In the 1980s, biologists noticed strange repeating sequences in bacterial genomes: short palindromes interrupted by other DNA fragments of similar length. In 2005 the Spanish researcher Francisco Mojica showed that these "spacers" came from viral DNA — they were a form of bacterial immune memory. In 2007 Danish dairy-industry researchers demonstrated experimentally that this CRISPR (Clustered Regularly Interspaced Short Palindromic Repeats) system really did protect a bacterium against viral attack. For years the mechanism remained a quiet curiosity — until someone realised the same system could be redirected, in the lab, to cut wherever a researcher wanted.
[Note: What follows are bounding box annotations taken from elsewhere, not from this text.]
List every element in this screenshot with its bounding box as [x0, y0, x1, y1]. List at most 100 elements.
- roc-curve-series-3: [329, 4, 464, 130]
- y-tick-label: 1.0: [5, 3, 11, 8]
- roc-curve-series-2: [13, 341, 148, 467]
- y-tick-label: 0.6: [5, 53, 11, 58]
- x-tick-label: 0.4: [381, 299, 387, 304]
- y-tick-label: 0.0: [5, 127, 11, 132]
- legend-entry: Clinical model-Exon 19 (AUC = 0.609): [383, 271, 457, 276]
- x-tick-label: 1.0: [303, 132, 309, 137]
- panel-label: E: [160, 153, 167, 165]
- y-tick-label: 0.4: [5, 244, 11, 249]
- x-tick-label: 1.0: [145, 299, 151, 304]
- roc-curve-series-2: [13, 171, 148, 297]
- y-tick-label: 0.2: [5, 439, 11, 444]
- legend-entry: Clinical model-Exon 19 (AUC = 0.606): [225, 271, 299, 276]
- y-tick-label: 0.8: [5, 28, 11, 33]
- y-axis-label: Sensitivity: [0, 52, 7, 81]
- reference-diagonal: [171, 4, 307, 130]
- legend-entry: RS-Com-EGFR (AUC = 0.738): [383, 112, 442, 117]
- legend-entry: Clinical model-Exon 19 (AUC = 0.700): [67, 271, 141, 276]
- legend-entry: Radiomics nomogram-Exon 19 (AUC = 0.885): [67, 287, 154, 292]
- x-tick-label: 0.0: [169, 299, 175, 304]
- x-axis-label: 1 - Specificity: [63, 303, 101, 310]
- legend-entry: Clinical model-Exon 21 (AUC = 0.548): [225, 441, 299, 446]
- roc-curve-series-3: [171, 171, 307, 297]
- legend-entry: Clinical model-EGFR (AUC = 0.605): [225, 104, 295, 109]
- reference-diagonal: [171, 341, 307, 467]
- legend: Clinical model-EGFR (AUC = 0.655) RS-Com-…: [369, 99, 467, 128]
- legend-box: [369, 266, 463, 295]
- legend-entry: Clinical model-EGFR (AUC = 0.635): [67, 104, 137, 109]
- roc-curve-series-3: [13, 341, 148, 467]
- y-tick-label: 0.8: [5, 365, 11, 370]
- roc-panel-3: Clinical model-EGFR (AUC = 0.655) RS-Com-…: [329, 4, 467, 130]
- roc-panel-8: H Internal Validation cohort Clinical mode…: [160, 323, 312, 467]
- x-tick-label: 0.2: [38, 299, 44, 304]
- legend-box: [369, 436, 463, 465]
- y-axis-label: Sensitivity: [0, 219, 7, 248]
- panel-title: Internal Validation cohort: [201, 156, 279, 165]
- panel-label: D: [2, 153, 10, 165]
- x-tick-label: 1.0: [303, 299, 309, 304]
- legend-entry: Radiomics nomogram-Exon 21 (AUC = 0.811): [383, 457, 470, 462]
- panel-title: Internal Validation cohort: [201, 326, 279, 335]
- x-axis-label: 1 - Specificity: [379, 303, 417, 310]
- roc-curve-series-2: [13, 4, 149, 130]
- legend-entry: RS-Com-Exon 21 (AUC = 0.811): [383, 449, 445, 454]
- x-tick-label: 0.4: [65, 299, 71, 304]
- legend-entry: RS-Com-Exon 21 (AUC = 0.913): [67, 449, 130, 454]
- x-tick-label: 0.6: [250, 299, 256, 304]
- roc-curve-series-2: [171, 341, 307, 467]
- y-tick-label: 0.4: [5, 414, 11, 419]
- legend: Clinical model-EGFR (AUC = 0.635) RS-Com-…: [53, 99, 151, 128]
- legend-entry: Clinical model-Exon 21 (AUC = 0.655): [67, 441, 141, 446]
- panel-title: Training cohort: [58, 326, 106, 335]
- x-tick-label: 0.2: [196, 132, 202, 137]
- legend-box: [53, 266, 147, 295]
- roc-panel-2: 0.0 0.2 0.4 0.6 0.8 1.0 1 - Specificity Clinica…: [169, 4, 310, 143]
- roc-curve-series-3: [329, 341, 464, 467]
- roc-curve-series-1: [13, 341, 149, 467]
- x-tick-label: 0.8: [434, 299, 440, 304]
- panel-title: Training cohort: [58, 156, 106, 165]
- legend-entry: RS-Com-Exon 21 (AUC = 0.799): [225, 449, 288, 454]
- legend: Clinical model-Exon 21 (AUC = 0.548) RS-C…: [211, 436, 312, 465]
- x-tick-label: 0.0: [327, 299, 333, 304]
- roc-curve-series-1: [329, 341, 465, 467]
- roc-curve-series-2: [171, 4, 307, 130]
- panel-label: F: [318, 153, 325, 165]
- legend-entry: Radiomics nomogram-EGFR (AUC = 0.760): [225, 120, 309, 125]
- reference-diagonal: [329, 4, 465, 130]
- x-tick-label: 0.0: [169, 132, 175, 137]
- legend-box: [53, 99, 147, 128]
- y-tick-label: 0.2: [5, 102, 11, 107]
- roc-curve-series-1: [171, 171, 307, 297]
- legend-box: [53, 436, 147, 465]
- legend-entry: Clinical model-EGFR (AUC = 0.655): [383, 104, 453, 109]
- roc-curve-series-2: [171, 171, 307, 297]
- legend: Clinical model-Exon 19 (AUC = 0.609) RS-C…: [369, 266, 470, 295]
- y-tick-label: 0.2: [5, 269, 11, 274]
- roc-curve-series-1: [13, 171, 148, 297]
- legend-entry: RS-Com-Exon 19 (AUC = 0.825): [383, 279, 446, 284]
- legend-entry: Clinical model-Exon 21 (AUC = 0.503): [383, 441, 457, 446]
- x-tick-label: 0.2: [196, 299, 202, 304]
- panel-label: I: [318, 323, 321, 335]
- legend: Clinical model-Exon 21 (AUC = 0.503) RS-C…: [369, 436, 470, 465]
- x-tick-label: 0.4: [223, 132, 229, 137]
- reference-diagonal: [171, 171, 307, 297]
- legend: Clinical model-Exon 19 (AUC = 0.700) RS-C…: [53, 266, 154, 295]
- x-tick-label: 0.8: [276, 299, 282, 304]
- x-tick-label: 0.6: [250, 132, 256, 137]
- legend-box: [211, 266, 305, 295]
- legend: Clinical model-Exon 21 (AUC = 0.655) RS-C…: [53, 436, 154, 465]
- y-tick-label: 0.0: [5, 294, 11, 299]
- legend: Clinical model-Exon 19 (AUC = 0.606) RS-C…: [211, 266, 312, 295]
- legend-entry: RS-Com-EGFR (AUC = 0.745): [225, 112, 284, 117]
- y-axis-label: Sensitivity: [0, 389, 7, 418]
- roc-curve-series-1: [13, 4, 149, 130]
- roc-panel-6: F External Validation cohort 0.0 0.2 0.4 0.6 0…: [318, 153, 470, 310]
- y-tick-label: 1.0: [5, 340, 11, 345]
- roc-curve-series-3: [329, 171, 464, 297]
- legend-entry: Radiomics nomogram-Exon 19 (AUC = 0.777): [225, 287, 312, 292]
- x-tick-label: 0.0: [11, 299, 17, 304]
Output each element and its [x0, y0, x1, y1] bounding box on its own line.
That moment began with Emmanuelle Charpentier (first in Vienna, then Umeå) and her discovery of a small RNA molecule called tracrRNA in the CRISPR system of Streptococcus pyogenes; this RNA linked the guide RNA to the Cas9 protein, and Cas9 then sliced the DNA sequence the guide pointed to like a knife. In 2011 Charpentier met Jennifer Doudna of Berkeley in a hallway at a conference; by the spring of 2012 the joint teams had simplified the system so far that the tracrRNA and the guide RNA fused into a single 'single-guide RNA' molecule. The paper, submitted to Science on 28 June 2012, said this: design a 20-nucleotide RNA, deliver it with Cas9 into a cell, and you can cut any single site in the genome you choose. Earlier gene-editing tools (zinc-finger nucleases, TALENs) required months of protein engineering per target; CRISPR-Cas9 reduced this to a few days of RNA design. Costs fell by 10 to 100 times.
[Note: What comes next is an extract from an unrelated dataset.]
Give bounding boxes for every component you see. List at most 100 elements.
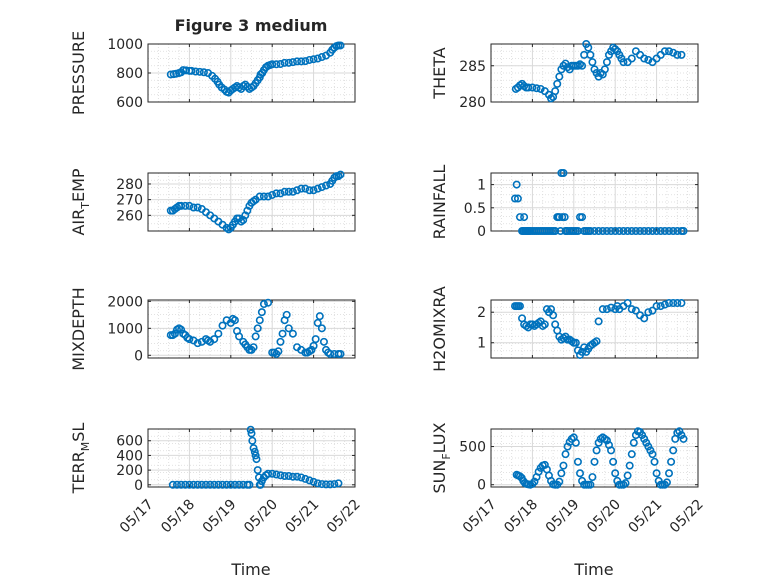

The revolution then accelerated. In January 2013, Feng Zhang's group at the Broad Institute and George Church's at Harvard independently showed the system worked in human cells; a patent war broke out (the Broad-Berkeley case is still not fully settled). Over the following decade CRISPR spread from crop breeding to mosquito control, from cancer therapy to projects to restore endangered species. The 2020 Nobel Prize in Chemistry went to Doudna and Charpentier — the first time the same Nobel had ever been awarded to two women alone.
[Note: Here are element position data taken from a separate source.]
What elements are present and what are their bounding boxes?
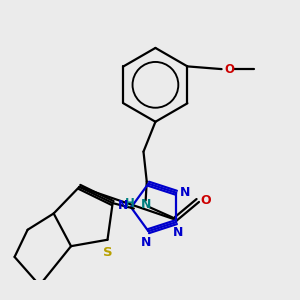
- Text: S: S: [103, 246, 112, 259]
- Text: H: H: [125, 197, 135, 210]
- Text: N: N: [179, 186, 190, 199]
- Text: N: N: [141, 198, 152, 211]
- Text: O: O: [200, 194, 211, 207]
- Text: N: N: [141, 236, 152, 248]
- Text: O: O: [224, 63, 234, 76]
- Text: N: N: [173, 226, 184, 239]
- Text: N: N: [118, 199, 128, 212]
But in 2018 a global ethical crisis erupted: the Chinese biophysicist He Jiankui announced that he had used CRISPR to edit twin baby embryos so they were born HIV-resistant. A germline edit had been performed — meaning those children's altered DNA was permanently introduced into the human gene pool. The world's scientific community condemned it sharply and He went to prison, but Pandora's box was now visibly ajar. Regulation debates aside, on the therapeutic front the first CRISPR medicine — Casgevy, for sickle cell disease — was approved in the US and UK in 2023; rewriting somatic (non-heritable) cells to erase a lifelong disease is now an FDA-listed treatment option. The double-helix structure of DNA was solved in 1953; 59 years later, humanity moved from being able to read that script to being able to edit and rewrite it.